Dr Dil Thavarajah, from Clemson University, USA outlined the importance of integrating nutritional traits into breeding programs.
“The overall objective of science should be to benefit consumers and the population at large. In current situations, like COVID-19 pandemic, it becomes even more important to hasten the rate of genetic gains in farmers’ field,” said Dr Kiran K Sharma, Deputy Director General- Research, ICRISAT.
Dr Arvind K Padhee, Director, Country Relations and Business Affairs, ICRISAT, called for regulatory reforms, based on scientific evidence, for embracing modern biotechnology-bred foods. He said that greater consumer education on safety was required to dispel distorted perceptions about these technologies.

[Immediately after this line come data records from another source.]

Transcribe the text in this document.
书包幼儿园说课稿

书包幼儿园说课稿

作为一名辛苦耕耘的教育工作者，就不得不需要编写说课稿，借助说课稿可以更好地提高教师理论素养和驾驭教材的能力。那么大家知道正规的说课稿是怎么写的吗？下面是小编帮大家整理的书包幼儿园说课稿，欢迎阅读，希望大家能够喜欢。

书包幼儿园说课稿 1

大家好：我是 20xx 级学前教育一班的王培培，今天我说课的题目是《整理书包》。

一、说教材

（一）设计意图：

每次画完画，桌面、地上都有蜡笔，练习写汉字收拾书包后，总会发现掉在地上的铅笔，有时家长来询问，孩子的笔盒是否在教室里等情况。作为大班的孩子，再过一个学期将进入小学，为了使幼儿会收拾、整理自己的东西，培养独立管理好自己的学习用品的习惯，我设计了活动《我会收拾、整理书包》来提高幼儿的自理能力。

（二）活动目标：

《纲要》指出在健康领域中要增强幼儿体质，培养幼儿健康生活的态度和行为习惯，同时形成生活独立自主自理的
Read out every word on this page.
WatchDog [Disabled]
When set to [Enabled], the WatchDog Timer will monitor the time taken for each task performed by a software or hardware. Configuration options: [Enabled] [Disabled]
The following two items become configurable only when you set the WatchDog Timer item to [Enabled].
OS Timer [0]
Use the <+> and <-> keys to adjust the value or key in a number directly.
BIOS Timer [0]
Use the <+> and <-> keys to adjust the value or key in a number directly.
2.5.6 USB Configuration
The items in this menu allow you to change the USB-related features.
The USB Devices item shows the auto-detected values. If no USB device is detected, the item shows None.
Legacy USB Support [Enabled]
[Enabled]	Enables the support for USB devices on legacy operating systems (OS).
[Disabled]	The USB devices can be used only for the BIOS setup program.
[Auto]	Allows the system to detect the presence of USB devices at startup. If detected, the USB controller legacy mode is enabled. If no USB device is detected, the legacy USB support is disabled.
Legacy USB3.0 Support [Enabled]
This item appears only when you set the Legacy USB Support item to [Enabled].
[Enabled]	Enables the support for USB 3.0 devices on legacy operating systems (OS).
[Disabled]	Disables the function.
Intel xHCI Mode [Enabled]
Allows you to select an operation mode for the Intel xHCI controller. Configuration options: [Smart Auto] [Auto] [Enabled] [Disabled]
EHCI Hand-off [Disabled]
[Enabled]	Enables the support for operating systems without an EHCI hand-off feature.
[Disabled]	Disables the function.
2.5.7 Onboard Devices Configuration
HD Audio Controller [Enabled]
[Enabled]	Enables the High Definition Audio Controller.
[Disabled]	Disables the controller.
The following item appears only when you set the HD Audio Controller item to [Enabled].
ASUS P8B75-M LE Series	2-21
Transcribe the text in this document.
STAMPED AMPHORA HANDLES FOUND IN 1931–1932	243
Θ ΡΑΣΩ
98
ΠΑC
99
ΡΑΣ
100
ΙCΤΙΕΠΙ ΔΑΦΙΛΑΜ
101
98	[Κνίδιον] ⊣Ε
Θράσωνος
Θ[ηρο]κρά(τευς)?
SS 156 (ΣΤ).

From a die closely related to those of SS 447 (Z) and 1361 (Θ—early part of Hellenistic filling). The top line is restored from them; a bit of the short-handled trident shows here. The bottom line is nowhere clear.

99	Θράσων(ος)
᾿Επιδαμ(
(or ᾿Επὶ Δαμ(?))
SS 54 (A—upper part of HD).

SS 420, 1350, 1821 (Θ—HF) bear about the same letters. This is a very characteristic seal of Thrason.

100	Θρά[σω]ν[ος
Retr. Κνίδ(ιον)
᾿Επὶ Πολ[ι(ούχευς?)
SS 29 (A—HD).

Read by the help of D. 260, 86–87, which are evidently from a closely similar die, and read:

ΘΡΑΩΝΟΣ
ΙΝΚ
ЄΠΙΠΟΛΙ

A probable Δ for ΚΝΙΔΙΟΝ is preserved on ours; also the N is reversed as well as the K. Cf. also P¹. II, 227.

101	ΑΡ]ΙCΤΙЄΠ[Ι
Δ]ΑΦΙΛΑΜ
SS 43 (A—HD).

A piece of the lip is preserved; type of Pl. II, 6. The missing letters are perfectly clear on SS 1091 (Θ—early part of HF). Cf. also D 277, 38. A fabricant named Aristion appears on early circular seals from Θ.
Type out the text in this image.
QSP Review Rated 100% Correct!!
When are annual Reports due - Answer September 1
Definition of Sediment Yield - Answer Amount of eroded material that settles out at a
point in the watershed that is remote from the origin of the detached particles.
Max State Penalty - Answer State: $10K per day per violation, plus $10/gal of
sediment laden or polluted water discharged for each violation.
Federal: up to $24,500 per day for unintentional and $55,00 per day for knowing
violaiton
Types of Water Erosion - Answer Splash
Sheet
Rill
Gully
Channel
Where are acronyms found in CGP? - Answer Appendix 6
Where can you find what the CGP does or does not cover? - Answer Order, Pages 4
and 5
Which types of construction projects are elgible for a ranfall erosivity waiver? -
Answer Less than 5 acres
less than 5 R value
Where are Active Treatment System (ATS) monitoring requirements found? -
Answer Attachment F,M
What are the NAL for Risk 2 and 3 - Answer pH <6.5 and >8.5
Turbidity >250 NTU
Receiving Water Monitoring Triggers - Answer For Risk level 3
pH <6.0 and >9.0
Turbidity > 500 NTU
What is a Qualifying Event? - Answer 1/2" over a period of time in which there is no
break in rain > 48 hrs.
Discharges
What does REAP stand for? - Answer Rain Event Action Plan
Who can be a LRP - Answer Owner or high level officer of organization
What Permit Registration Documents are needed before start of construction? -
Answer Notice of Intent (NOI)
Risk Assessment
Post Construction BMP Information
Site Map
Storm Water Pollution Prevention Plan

This was in resonance with Dr Sanjay Kalia, Scientist-E, Department of Biotechnology, Ministry of Science & Technology, Government of India, who stated that it was now time to use genomics to address consumers’ needs and also to preserve diversity. He said that marker-assisted breeding could be an enabler for delivering nutrition-rich food to the consumers for better health.
The “Live Webinar in the series of Next Generation Genomics and Integrated Breeding for Crop Improvement (VII-NGGIBCI) Workshop on Genomics for food, health and nutrition”, organized by ICRISAT’s Center of Excellence in Genomics & Systems Biology (CEGSB) on 14 May 2020, was the first of its kind, receiving overwhelming participation, with 3388 registrations from 68 countries.